I taught the law

Felipe Fernández-Armesto says police officers need the academy's guidance

August 20, 2009

Mr Toad was jailed for "cheeking the police". The same thing nearly happened last month to Henry Louis Gates Jr, a professor at Harvard University.

In a case that convulsed America, James Crowley, a police sergeant, arrested Gates on his doorstep after the professor demanded to see the officer's credentials. Mr Toad compounded his felony, according to the judge, by "being green". Gates' pigmentation had a similarly exacerbating effect: he is black.

Gates returned from holiday to find his front door had warped. As it would not yield to shoving, he let himself in around the back. Meanwhile, an observer called the cops to report what she mistook for a burglary. The policeman who came to check assumed that Gates was a burglar and, when the professor threatened to make a complaint, declined to give his name or badge number and represented his interlocutor's indignation as "disorderly conduct". Gates responded with accusations of racism.

Injudiciously responding to a question about the incident at a routine press conference, Barack Obama said that the policeman had acted stupidly. Politicians on the authoritarian Right seized the chance to deride his racial over-sensitivity and denounce the President for failing to support law and order.

By raising the spectre of racism, I think Gates missed the point. Whatever his other defects, the arresting officer had a good record on racial issues. The caller who alerted the police did not mention that the "intruder" was black.

Racism is still rife in many US police forces, but is probably not a big problem in Cambridge, Massachusetts, where Gates' arrest took place. If the officers victimised the professor, their prejudices are more likely to have been anti-intellectual than anti-black.

I can sympathise with Gates because, notoriously, I was the victim of a similar incident a few years ago in Atlanta, during the annual conference of the American Historical Association. I was assaulted by a policeman and briefly jailed, ostensibly because I had crossed the street at an unauthorised place.
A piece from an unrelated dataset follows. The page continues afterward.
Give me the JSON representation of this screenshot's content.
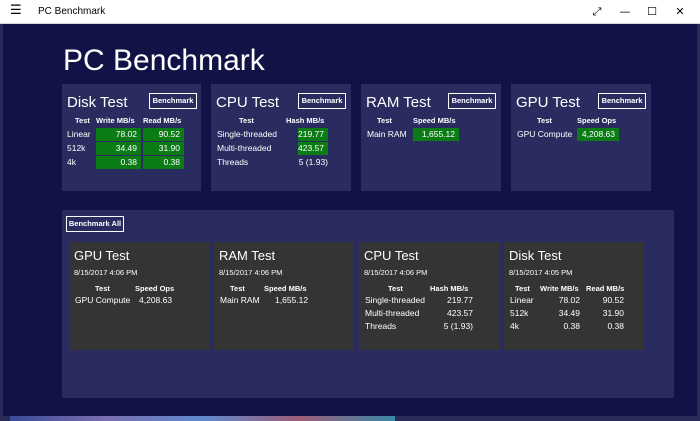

The real reason for the policeman's ire was that I asked to see his badge, which, with the rest of his uniform, was concealed beneath a capacious bomber jacket. In the US, the police demand and expect deference from the public. Question officers' authority and you trigger their tempers. The mean streets are never far from Main Street and the line between civility and savagery is easily transgressed.

The real problem the Gates case raises runs deeper than racism: it is a matter of the relationship between the police and the rest of society. The way police officers generally understand their role seems grossly distorted. It is hard for them to retain a sense of solidarity with citizens outside the force, partly because they need to cultivate a strong esprit de corps to be able to do their job. From an officer's point of view, members of the public are often disappointingly unhelpful.

We are reluctant and unreliable as witnesses; rambling and troublesome as complainants; ignorant and irresponsible in crime prevention; and heedless and insouciant in infringing the many petty regulations the police are obliged to enforce. It is easy for them to forget that they are supposed to be on our side.

Their top brass and civilian masters neglect to remind them that their job is public service and that they exist to help their fellow citizens, not alienate them. Every time a decent, useful, law-abiding person suffers from the arrogance or indiscipline of the police, the bonds of collaboration weaken. Social peace depends on that collaboration. When the force loses sight of its proper goals, the only winners are criminals and terrorists.

In Britain, the failure of police training seems at least as bad as in the US. The killing of Jean Charles de Menezes was as evil as any excess of trigger-happy zeal, and the death of Ian Tomlinson, an innocent bystander who happened to wander into the area in which a lawful demonstration was taking place, is bound to undermine every decent person's confidence in the thin blue line.

I was shocked to hear a police spokesman defend the savage way the force handles demonstrators by claiming that the primary responsibility of the police during a demonstration is "to protect property". That is a constant obligation of the police, but surely their special responsibility during demonstrations is to defend demonstrators' rights - which includes co-operating with the organisers to deal firmly but honourably with subversive and violent infiltrators.

The police desperately need to be re-educated in humanity. Recent graduate-recruitment schemes should have a beneficial effect in coming years, but the force's non-graduate majority are not much better educated than the criminals. If we believe in the moral value of education, we should be unequivocal in demanding a better-educated force and we must be flexible in helping to make it possible.

Universities should offer to help by giving all police officers the chance to be classmates with their fellow citizens. Professor Gates should not have been in Sergeant Crowley's lock-up, but maybe Crowley should have been in Gates' class. Secondment to suitable university courses in the humane disciplines could and should be a compulsory part of police training.